April 27, 201313 yr FWIW, this is NOT an issue of UnRAID overhead in deciding where to write the files -- it is, as I noted earlier, simply the fact that for EACH file there's a directory update. Cache_Dirs won't help at all ... that simple caches the existing directory structure (to eliminate the need to spin up disks to find a file) -- it doesn't eliminate the writes to update a directory after a file is saved. And, finally, Zipping all the files, then unzipping them would make things even worse => (a) it would take the time to Zip the files on the cache drive; (b) the write of the Zip file would indeed be pretty quick; but then © as you unzipped the file, you'd get a directory write for each file you unzipped (the same as you're seeing now).
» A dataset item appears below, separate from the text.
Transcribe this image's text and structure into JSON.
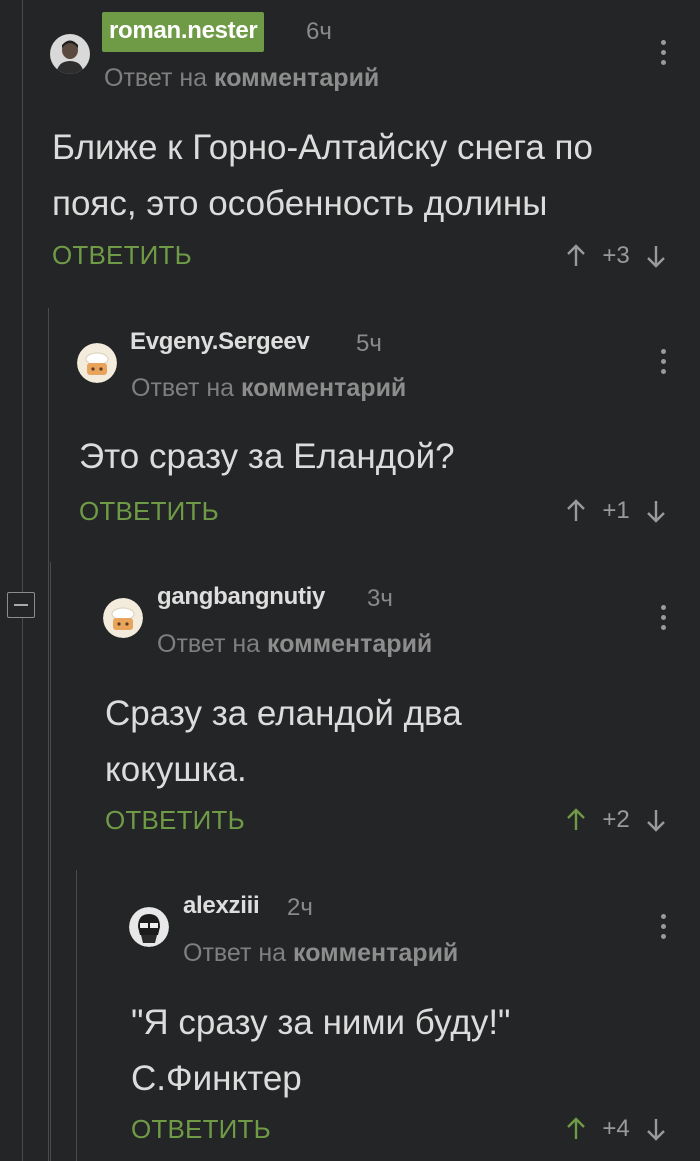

The Mover operation would be MUCH faster if Linux would cache all of the directory writes; but as I noted before, I'm not a "Linux guy", and have no idea if there's a parameter that can be set to force this. [The disadvantage of this is a longer period where you're at risk of a corrupted file system in the event of a power failure before the cache is flushed ... basically not an issue as long as your system has a UPS] But in the absence of that, I'd just disable the cache drive. That will spread the writes out over the day; and have the side benefit of all the data written to UnRAID will be fault tolerant (which is not the case right now until Mover has completed each night).
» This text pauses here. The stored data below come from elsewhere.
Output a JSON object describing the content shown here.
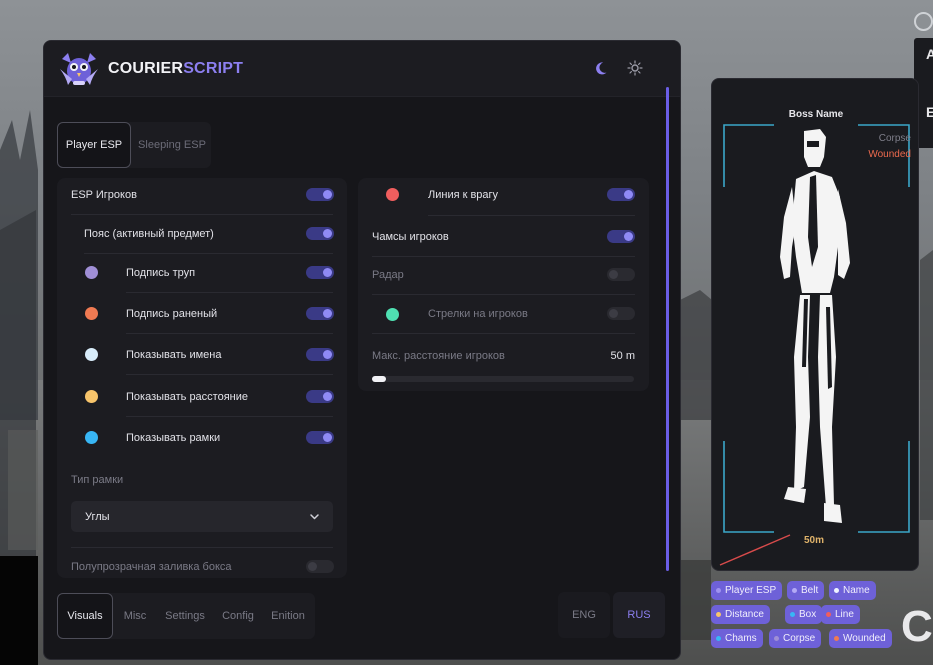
{
  "brand": {
    "part1": "COURIER",
    "part2": "SCRIPT"
  },
  "tabs": [
    {
      "label": "Player ESP",
      "active": true
    },
    {
      "label": "Sleeping ESP",
      "active": false
    }
  ],
  "left_card": {
    "main_toggle": {
      "label": "ESP Игроков",
      "on": true
    },
    "sub_toggle": {
      "label": "Пояс (активный предмет)",
      "on": true
    },
    "items": [
      {
        "label": "Подпись труп",
        "color": "#a08fd6",
        "on": true
      },
      {
        "label": "Подпись раненый",
        "color": "#f07a52",
        "on": true
      },
      {
        "label": "Показывать имена",
        "color": "#d8ecfa",
        "on": true
      },
      {
        "label": "Показывать расстояние",
        "color": "#f7c46b",
        "on": true
      },
      {
        "label": "Показывать рамки",
        "color": "#38b6f5",
        "on": true
      }
    ],
    "frame_type_label": "Тип рамки",
    "frame_type_value": "Углы",
    "fill_toggle": {
      "label": "Полупрозрачная заливка бокса",
      "on": false
    }
  },
  "right_card": {
    "enemy_line": {
      "label": "Линия к врагу",
      "color": "#f05e5e",
      "on": true
    },
    "chams": {
      "label": "Чамсы игроков",
      "on": true
    },
    "radar": {
      "label": "Радар",
      "on": false
    },
    "arrows": {
      "label": "Стрелки на игроков",
      "color": "#4fe0b2",
      "on": false
    },
    "max_distance": {
      "label": "Макс. расстояние игроков",
      "value": "50 m",
      "fraction": 0.05
    }
  },
  "bottom_nav": [
    {
      "label": "Visuals",
      "active": true
    },
    {
      "label": "Misc",
      "active": false
    },
    {
      "label": "Settings",
      "active": false
    },
    {
      "label": "Config",
      "active": false
    },
    {
      "label": "Enition",
      "active": false
    }
  ],
  "languages": [
    {
      "label": "ENG",
      "active": false
    },
    {
      "label": "RUS",
      "active": true
    }
  ],
  "preview": {
    "boss_name": "Boss Name",
    "corpse": "Corpse",
    "wounded": "Wounded",
    "distance": "50m"
  },
  "chips": [
    {
      "label": "Player ESP",
      "color": "#9f93f0"
    },
    {
      "label": "Belt",
      "color": "#b3a9f5"
    },
    {
      "label": "Name",
      "color": "#eef3ff"
    },
    {
      "label": "Distance",
      "color": "#f7c46b"
    },
    {
      "label": "Box",
      "color": "#38b6f5"
    },
    {
      "label": "Line",
      "color": "#f05e5e"
    },
    {
      "label": "Chams",
      "color": "#38b6f5"
    },
    {
      "label": "Corpse",
      "color": "#a08fd6"
    },
    {
      "label": "Wounded",
      "color": "#f07a52"
    }
  ],
  "edge": {
    "top_letter_1": "A",
    "top_letter_2": "E",
    "big_letter": "C"
  },
  "colors": {
    "accent": "#6e61d8",
    "panel": "#1c1c21",
    "window": "#16161a"
  },
  "icons": {
    "theme_dark": "moon-icon",
    "theme_light": "sun-icon",
    "dropdown": "chevron-down-icon",
    "logo": "owl-logo-icon"
  }
}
April 27, 201313 yr But in the absence of that, I'd just disable the cache drive. That will spread the writes out over the day; and have the side benefit of all the data written to UnRAID will be fault tolerant (which is not the case right now until Mover has completed each night). Instead of disabling the cache disk entirely you could just create a share that doesn't use the cache disk and save these small files there. That way larger files like movies or TV shows can still take advantage of the cache drive. That may have been what you meant, not sure.
April 27, 201313 yr That makes sense. Since I don't use a cache drive (Once I write something to UnRAID, I want it to be fault-tolerant NOW), I had forgotten that you can enable/disable its use on a per-share basis.
April 28, 201313 yr Author But in the absence of that, I'd just disable the cache drive. That will spread the writes out over the day; and have the side benefit of all the data written to UnRAID will be fault tolerant (which is not the case right now until Mover has completed each night). Instead of disabling the cache disk entirely you could just create a share that doesn't use the cache disk and save these small files there. That way larger files like movies or TV shows can still take advantage of the cache drive. That may have been what you meant, not sure. Yes, I did mean that I would only disable the cache drive for small files.